Results: In this study, a total of 49 Trihelix genes (MiTHs) were identified in the Mangifera indica genome. These genes were classified into six subfamilies i.e., GT-1, GT-2, GT-γ, GT-δ, SIP1, and SH4 based on phylogenetic relationships with orthologs from model plants. The MiTH genes were unevenly distributed across 19 chromosomes and exhibited diverse exon-intron structures, motif organizations, and physicochemical properties. Segmental duplication was found to be the primary driver of gene family expansion, and Ka/Ks analysis indicated strong purifying selection pressure acting on duplicated gene pairs. Promoter analysis revealed numerous cis-regulatory elements linked to drought, hormone, and light responsiveness. Expression analysis under drought stress (24 h, 48 h, and 72 h) identified 16 MiTH genes with significant differential expression. Among them, MiTH1 and MiTH6 were consistently upregulated, suggesting a potential role in drought tolerance.

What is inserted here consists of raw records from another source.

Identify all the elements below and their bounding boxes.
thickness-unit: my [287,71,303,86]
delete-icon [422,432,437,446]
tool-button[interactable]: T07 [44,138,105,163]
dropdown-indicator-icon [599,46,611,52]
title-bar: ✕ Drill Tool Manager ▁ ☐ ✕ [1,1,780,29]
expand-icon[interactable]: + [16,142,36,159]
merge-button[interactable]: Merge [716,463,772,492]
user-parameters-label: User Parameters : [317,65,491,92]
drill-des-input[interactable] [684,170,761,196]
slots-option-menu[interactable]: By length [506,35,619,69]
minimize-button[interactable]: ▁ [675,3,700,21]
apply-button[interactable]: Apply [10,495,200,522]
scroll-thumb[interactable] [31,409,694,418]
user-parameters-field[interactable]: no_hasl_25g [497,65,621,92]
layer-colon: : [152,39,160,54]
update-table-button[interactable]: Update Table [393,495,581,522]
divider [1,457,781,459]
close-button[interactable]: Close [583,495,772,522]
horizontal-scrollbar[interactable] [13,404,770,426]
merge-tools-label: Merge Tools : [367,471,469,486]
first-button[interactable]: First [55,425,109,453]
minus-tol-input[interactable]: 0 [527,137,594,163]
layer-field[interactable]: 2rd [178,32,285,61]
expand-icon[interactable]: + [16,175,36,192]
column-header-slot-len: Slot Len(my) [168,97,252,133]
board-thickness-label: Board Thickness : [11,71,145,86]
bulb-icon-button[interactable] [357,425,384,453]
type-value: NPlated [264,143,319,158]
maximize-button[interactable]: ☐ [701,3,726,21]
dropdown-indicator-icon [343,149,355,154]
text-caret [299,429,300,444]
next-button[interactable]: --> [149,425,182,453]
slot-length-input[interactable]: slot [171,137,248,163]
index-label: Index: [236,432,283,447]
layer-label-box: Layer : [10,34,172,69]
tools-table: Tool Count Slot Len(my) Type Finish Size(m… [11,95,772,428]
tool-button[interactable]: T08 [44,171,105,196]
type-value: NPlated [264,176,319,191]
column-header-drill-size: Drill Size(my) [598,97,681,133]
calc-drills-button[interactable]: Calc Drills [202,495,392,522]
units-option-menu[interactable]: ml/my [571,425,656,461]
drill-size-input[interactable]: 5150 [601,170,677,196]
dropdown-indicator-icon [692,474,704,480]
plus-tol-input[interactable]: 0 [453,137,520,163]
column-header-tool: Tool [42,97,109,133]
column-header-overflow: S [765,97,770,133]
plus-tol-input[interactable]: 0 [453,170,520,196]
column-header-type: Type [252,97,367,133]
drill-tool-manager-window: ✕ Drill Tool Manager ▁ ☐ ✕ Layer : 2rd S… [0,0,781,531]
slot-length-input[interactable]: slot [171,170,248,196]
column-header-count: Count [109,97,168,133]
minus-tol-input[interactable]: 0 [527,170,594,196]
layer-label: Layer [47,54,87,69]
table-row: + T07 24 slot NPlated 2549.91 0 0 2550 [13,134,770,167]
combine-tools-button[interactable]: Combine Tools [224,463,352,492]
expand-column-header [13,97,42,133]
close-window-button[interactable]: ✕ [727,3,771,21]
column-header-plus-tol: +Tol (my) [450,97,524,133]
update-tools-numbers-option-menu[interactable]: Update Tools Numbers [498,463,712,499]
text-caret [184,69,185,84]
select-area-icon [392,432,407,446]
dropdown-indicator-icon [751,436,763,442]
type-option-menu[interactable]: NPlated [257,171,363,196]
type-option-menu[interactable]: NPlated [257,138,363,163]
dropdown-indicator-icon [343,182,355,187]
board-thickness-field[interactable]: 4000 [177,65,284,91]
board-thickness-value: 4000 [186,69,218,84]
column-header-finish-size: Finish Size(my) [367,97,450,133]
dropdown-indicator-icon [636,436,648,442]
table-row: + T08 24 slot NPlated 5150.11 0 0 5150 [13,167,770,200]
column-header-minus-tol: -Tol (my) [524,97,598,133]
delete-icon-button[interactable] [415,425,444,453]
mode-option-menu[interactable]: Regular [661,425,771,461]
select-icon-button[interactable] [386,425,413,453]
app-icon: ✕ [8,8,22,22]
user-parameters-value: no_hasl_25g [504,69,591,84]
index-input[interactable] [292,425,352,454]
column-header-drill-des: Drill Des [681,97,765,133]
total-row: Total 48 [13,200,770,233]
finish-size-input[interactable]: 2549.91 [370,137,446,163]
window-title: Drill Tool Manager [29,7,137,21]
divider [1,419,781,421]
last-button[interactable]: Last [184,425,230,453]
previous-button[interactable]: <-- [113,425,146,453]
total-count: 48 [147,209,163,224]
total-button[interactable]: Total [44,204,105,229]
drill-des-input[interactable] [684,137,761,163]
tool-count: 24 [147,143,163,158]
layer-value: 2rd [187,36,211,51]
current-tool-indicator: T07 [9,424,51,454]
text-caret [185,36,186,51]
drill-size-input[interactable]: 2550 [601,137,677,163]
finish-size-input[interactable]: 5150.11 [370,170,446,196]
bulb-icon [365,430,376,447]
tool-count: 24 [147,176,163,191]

Conclusion: This study presents the first genome-wide analysis of the Trihelix transcription factor family in M. indica, providing key insights into their evolutionary history, structural features, and stress-related expression. The identification of drought-responsive MiTH genes lays a valuable foundation for further functional studies and for developing stress-resilient mango cultivars through molecular breeding or genetic engineering.
Keywords: Abiotic stress; Molecular breeding; Stress-related expression; Tropical fruit; Whole genome sequence.
© 2025. The Author(s), under exclusive licence to Springer Nature B.V.
Conflict of interest statement
Declarations. Conflict of interest: The authors declare that the research was conducted in the absence of any commercial or financial relationships that could be construed as a potential conflict of interest. Consent to participate: Not applicable. Consent to publish: Not applicable. Ethical approval: Not applicable.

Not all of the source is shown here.